Lettre de Licenciement : Précisions de la Portabilité de la Mutuelle et le CPF

A l’instar de l’énonciation claire et précise des motifs de licenciement, la lettre de licenciement doit contenir certaines mentions.

Le défaut de mention de la portabilité de la mutuelle

Le salarié bénéficie sous certaines conditions d’une portabilité de la couverture complémentaire de remboursement de frais de santé à la rupture de son contrat de travail.

L’employeur remet notamment au salarié une notice d’information fournie par l’organisme assureur et mentionnant les conditions d’application de la portabilité suivant les dispositions de l’article 14 de l’avenant n°3 du 18 mai 2009 à l’accord national interprofessionnel du 11 janvier 2008 sur la modernisation du marché du travail.

Conformément à l’article L.911-8 du Code de la sécurité sociale, l’employeur signale le maintien de ces garanties dans le certificat de travail et informe l’organisme assureur de la cessation du contrat de travail.

Ainsi, dès lors que l’employeur mentionne les droits à la portabilité en matière de frais de santé et de prévoyance dans le certificat de travail, il n’est pas tenu de les mentionner dans la lettre de licenciement.

Il convient de rappeler que dans une jurisprudence rendue le 25 juillet 2014, il était reproché à l’employeur le défaut de mention de la portabilité de la mutuelle dans la lettre de licenciement, valant une indemnisation au profit du salarié – (  CA Lyon, soc., 25 juillet 2014, n°13-08265).

 

Le défaut de mention du DIF devenu CPF dans la lettre de licenciement

Conformément à l’article L.6323-19 du Code du travail, dans la lettre de licenciement, l’employeur informe le salarié, s’il y a lieu, de ses droits en matière de droit individuel à la formation.

Cette information comprend les droits visés à l’article L.6323-17 du Code du travail et, dans les cas de licenciements visés à l’article L.1233-65 du Code du travail, les droits du salarié en matière de droit individuel à la formation définis par l’article L.1233-66 du Code du travail.

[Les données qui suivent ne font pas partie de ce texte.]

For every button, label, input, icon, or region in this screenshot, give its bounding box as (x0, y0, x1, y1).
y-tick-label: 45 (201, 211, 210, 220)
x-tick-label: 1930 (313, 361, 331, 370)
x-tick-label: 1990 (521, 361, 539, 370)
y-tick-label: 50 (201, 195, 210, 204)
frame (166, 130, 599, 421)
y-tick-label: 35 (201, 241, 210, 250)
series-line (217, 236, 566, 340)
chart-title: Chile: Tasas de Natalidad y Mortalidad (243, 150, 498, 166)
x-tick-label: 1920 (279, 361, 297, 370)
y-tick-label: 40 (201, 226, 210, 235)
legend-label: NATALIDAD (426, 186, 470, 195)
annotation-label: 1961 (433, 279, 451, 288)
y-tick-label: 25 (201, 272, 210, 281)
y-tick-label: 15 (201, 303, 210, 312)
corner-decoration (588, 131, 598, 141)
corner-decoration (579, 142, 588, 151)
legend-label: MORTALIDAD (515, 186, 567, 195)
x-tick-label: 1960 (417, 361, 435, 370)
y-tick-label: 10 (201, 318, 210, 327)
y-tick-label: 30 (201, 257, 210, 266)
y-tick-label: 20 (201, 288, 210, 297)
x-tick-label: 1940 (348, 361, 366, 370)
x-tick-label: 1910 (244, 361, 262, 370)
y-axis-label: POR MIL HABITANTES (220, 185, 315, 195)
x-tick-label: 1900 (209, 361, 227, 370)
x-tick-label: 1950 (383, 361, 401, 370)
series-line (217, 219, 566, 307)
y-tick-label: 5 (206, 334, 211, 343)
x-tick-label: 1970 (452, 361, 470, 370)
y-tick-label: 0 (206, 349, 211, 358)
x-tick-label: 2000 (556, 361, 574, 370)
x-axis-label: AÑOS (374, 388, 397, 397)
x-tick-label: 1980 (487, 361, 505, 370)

L’employeur mentionne dans la lettre de licenciement les droits que ce dernier a acquis au titre du DIF et la possibilité de demander, pendant le préavis, à bénéficier d’une action de bilan de compétences, de la validation des acquis et de l’expérience ou de formation ainsi que les dispositions relatives d’adhésion à un contrat de sécurisation professionnelle sauf en cas de faute lourde, où le salarié ne peut bénéficier des droits au DIF.

Le défaut de mention relative au DIF a été considéré par les Juges de la Cour de cassation comme devant donner lieu à une indemnisation du salarié.

En outre, la Cour de cassation a pu reprocher à la Cour d’appel d’avoir considéré qu’aucun texte n’imposait à l’employeur de signifier au salarié, ses droits à la formation dans le cadre d’un licenciement – (  Cass. soc., 02 juin 2010, n°09-41409).

Ainsi, l’employeur qui n’informe pas le salarié dans la lettre de licenciement de son droit de pouvoir demander, avant la date d’expiration du préavis qu’elle aurait effectué si elle avait été apte, à bénéficier d’une action de bilan de compétences, de validation des acquis de l’expérience ou de formation, a exactement commis un manquement causant nécessairement un préjudice à la salariée – (  Cass. soc., 25 septembre 2013, n°12-20310).

Pour autant, l’employeur qui est tenu d’informer le salarié, s’il y a lieu, dans la lettre de licenciement, de la possibilité de demander pendant le préavis à bénéficier d’une action de formation, de bilan de compétences ou de validation des acquis de l’expérience n’a pas l’obligation de préciser le montant de l’allocation de formation correspondant aux heures acquises par le salarié à ce titre – (  Cass. soc., 17 mai 2017, n°15-20094).

Le compte personnel de formation s’étant substitué au DIF, le salarié conserve les heures de formation acquises tout au long de sa vie professionnelle.

A ce titre, cela dispense ainsi l’employeur de mentionner les droits acquis dans la lettre de licenciement.

 

Bon à savoir : L’employeur est tenu d’informer l’assureur de la cessation du contrat de travail à l’occasion de la portabilité de la mutuelle.

 

 

Fascicule mis à jour le 17 février 2020.